By Sally P. Schreiber, J.D.
August 21, 2012

In Program Manager Technical Advice 2012-13, the IRS Office of Chief Counsel explained in a memorandum to Small Business/Self-Employed Division attorneys what the IRS can do when a return is filed by an identity thief in order to generate a fraudulent refund and the IRS has issued a statutory notice of deficiency based on that fraudulent return.

The PMTA first explained that a return filed by an identity thief is not a valid return because it is not filed by the true taxpayer or with the true taxpayer’s consent and it lacks a valid signature. This is a position the Office of Chief Counsel has taken in prior guidance.

The Office of Chief Counsel then answered the following new questions:

  1. Once the IRS issues a statutory notice of deficiency based on the identity thief’s return, can the IRS make adjustments to the victim’s account before the period to petition the Tax Court under Sec. 6213(a) (generally 90 days) expires?
  2. Is the IRS required to rescind a notice of deficiency issued based on an identity theft return?

In answer to question 1, the Office of Chief Counsel explained that it had the legal authority to make necessary adjustments on the taxpayer’s account before the expiration of the 90-day period, including abating any assessments that were based on the bad return.

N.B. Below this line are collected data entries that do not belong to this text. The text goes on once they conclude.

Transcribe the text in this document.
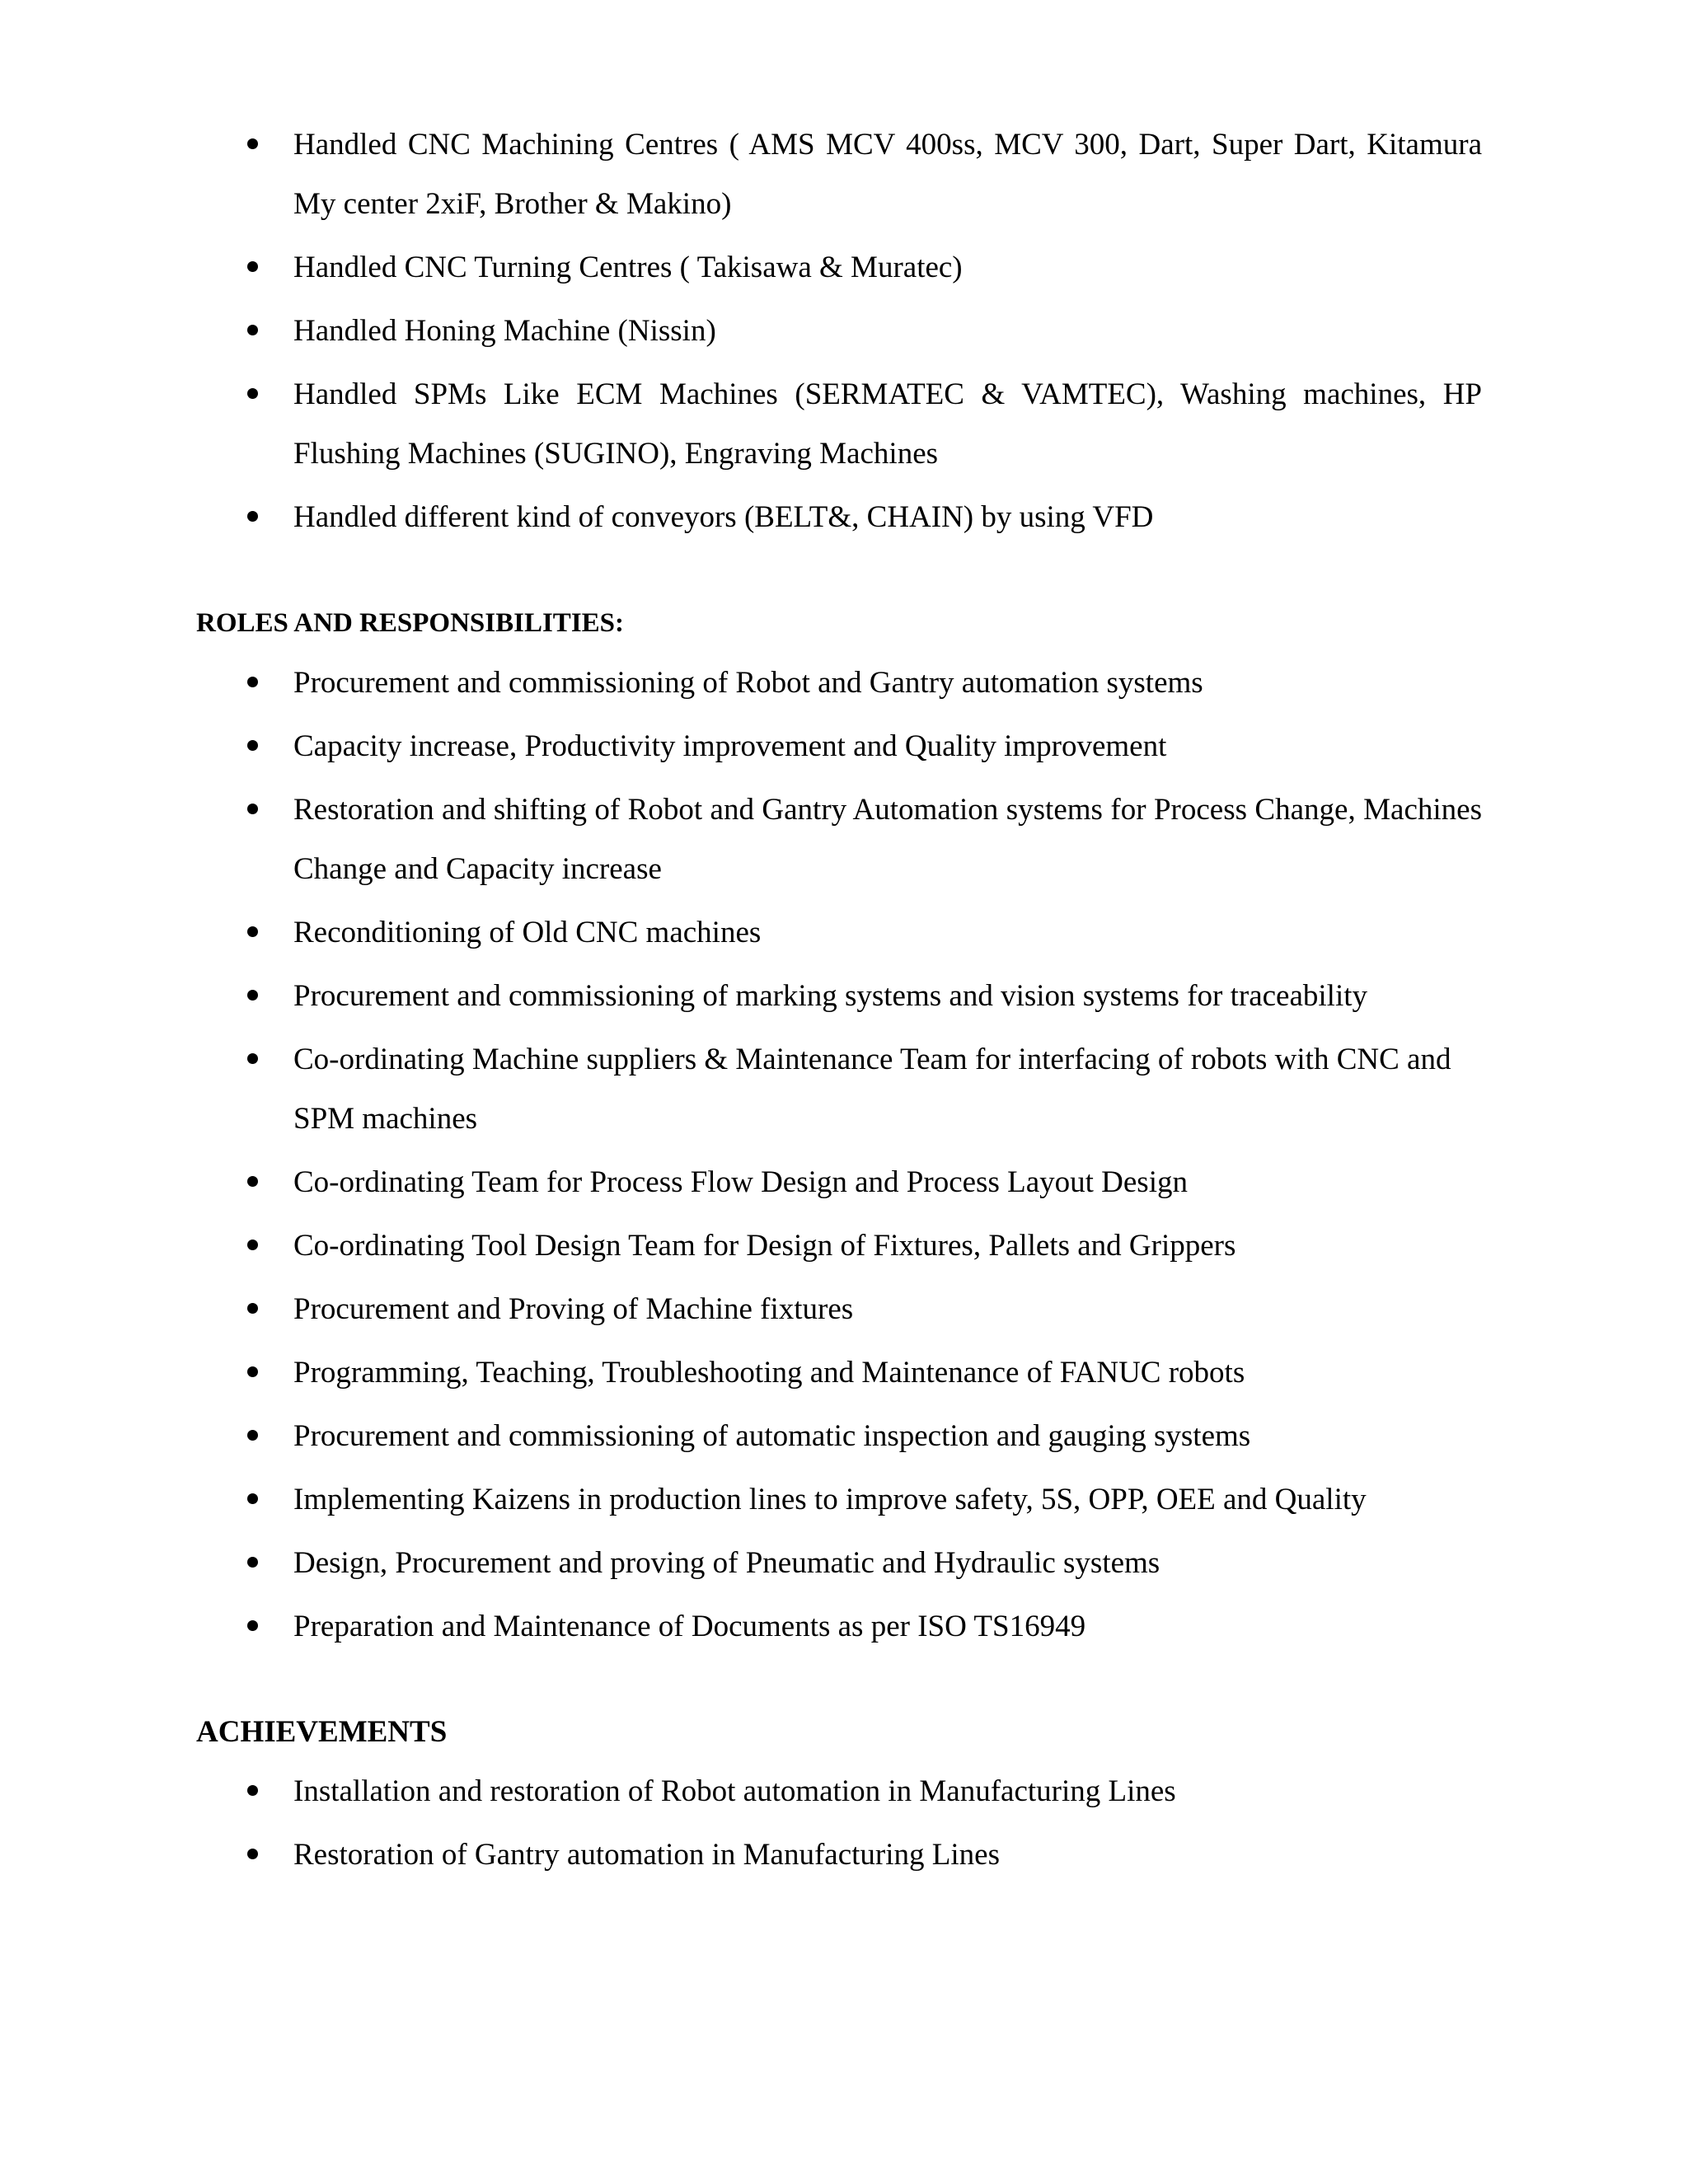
Handled CNC Machining Centres ( AMS MCV 400ss, MCV 300, Dart, Super Dart, Kitamura My center 2xiF, Brother & Makino)
Handled CNC Turning Centres ( Takisawa & Muratec)
Handled Honing Machine (Nissin)
Handled SPMs Like ECM Machines (SERMATEC & VAMTEC), Washing machines, HP Flushing Machines (SUGINO), Engraving Machines
Handled different kind of conveyors (BELT&, CHAIN) by using VFD
ROLES AND RESPONSIBILITIES:
Procurement and commissioning of Robot and Gantry automation systems
Capacity increase, Productivity improvement and Quality improvement
Restoration and shifting of Robot and Gantry Automation systems for Process Change, Machines Change and Capacity increase
Reconditioning of Old CNC machines
Procurement and commissioning of marking systems and vision systems for traceability
Co-ordinating Machine suppliers & Maintenance Team for interfacing of robots with CNC and SPM machines
Co-ordinating Team for Process Flow Design and Process Layout Design
Co-ordinating Tool Design Team for Design of Fixtures, Pallets and Grippers
Procurement and Proving of Machine fixtures
Programming, Teaching, Troubleshooting and Maintenance of FANUC robots
Procurement and commissioning of automatic inspection and gauging systems
Implementing Kaizens in production lines to improve safety, 5S, OPP, OEE and Quality
Design, Procurement and proving of Pneumatic and Hydraulic systems
Preparation and Maintenance of Documents as per ISO TS16949
ACHIEVEMENTS
Installation and restoration of Robot automation in Manufacturing Lines
Restoration of Gantry automation in Manufacturing Lines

The only exception would be if a necessary adjustment required an additional assessment on the victim’s account, but even in that case, the taxpayer could waive the restriction on assessment under Sec. 6213(a) so that the IRS could adjust the account immediately.

In answer to question 2, the Office of Chief Counsel stated that the IRS is not required to rescind a notice of deficiency and may not rescind one without the taxpayer’s consent. However, if the taxpayer establishes that he or she did not submit the bad return, then the issuance of the notice was an administrative error. In that situation, the IRS should rescind the notice if the taxpayer consents, especially because that will preserve the IRS’s ability to later issue a notice if a deficiency is discovered on the victim’s actual return.

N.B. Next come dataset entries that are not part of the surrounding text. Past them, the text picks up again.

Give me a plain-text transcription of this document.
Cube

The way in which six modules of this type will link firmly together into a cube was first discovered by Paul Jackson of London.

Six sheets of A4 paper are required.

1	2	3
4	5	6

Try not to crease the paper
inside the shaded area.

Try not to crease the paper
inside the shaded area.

The PMTA did not address other issues that arise when a notice of deficiency is issued based on a bad return, such as when the IRS changes the taxpayer’s address to match that on a fraudulent return and sends a statutory notice of deficiency to the false address. The real taxpayer would not receive the notice and would be unaware of the time he has to file a Tax Court petition.   

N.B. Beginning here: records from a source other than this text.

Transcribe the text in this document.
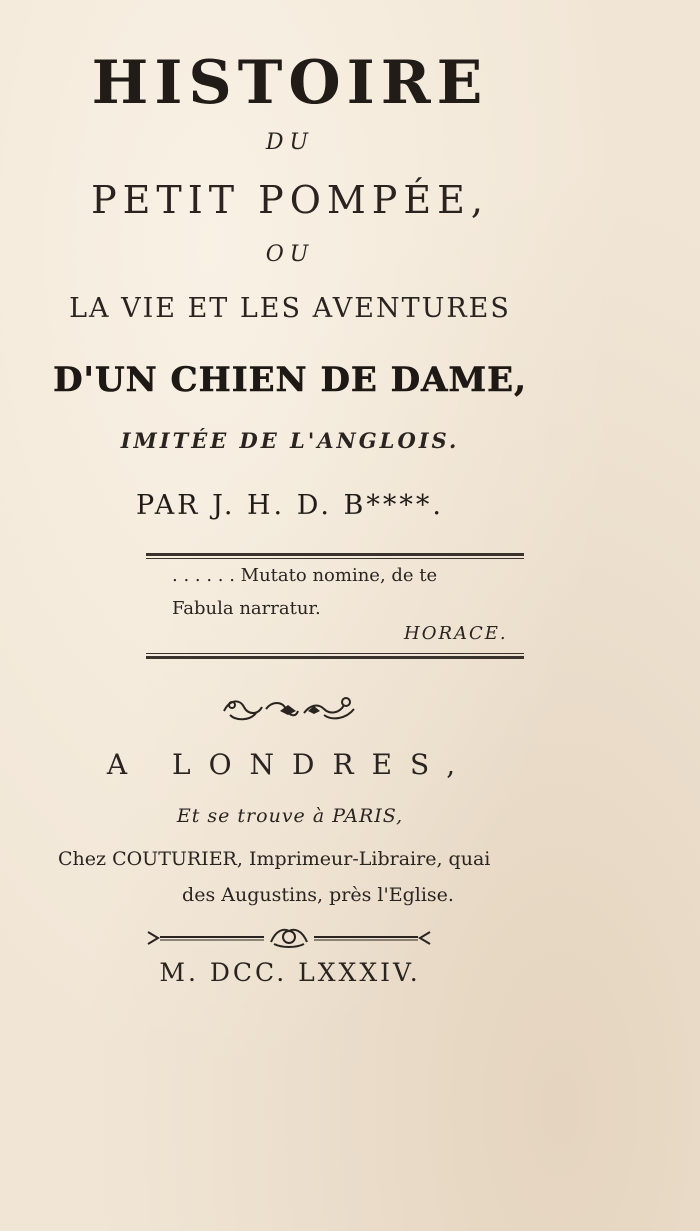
HISTOIRE
DU
PETIT POMPÉE,
OU
LA VIE ET LES AVENTURES
D'UN CHIEN DE DAME,
IMITÉE DE L'ANGLOIS.
PAR J. H. D. B****.
. . . . . . Mutato nomine, de te
Fabula narratur.
HORACE.
A LONDRES,
Et se trouve à PARIS,
Chez COUTURIER, Imprimeur-Libraire, quai
des Augustins, près l'Eglise.
M. DCC. LXXXIV.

The PMTA also did not address identity theft issues that arise when an individual (typically an undocumented worker) files a return using his or her name but someone else’s Social Security number or using both the name and Social Security number of another taxpayer, but where the items on the return represent the individual’s actual tax items and the return is not filed to generate a fraudulent refund but represents the individual’s attempt to comply with federal tax law.